« Ce serait tellement merveilleux. »
L'espace d'un instant, William se laissa bercer par l'idée d'un monde de progrès également réparti entre tous. Ni maîtres, ni spéculateurs. Pour seule religion le souci d'autrui. Un monde simple et pourtant si loin. Le reporter poussa un profond soupir.

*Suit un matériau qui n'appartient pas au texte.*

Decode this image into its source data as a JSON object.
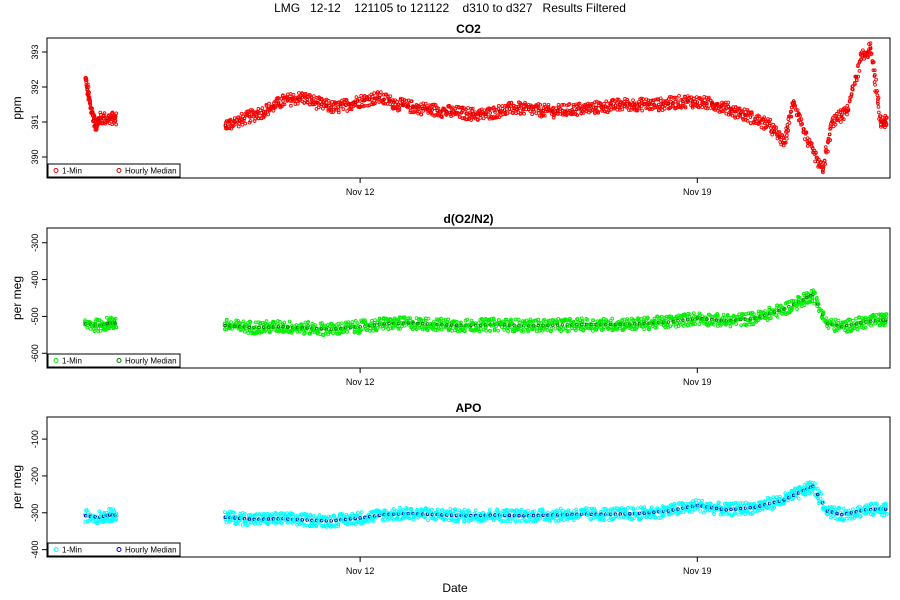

« Loin de moi l'idée de rejeter tout progrès, mais voyez vous ma chère, si mes voyages m'ont ouvert les yeux sur l'infinie beauté de notre monde, il m'ont aussi souvent offert une bien piètre image de la nature humaine. Toutes ces techniques et ce savoir, qui devraient être partagés par tous, trop souvent je les ai vu servir à terme, à mauvais escient ou être accaparés par un petit nombre de privilégiés. C'est ce que je dénonce chaque jour au fil de ma plume. Nationalismes, spéculation, égoïsmes, toutes ces mesquineries qui sont le ferment du mal. »
Tout en marchant, il fit claquer le bout ferré de sa canne. Sur le pommeau, la tête de loup avait un rictus narquois.
« Parfois, tel les anciens Cathares ou certaines sectes coptes prêchant la gnose, j'en viens à penser que ce monde n'est pas l’œuvre de Dieu mais bien celle du diable qui nous à fait chair pour éprouver notre véritable nature spirituelle et immortelle. Il me semble que le vrai dieu - ou déesse après tout - se trouve bien au delà de notre entendement et se désole de nous voir ainsi nous engluer dans nos propres travers. »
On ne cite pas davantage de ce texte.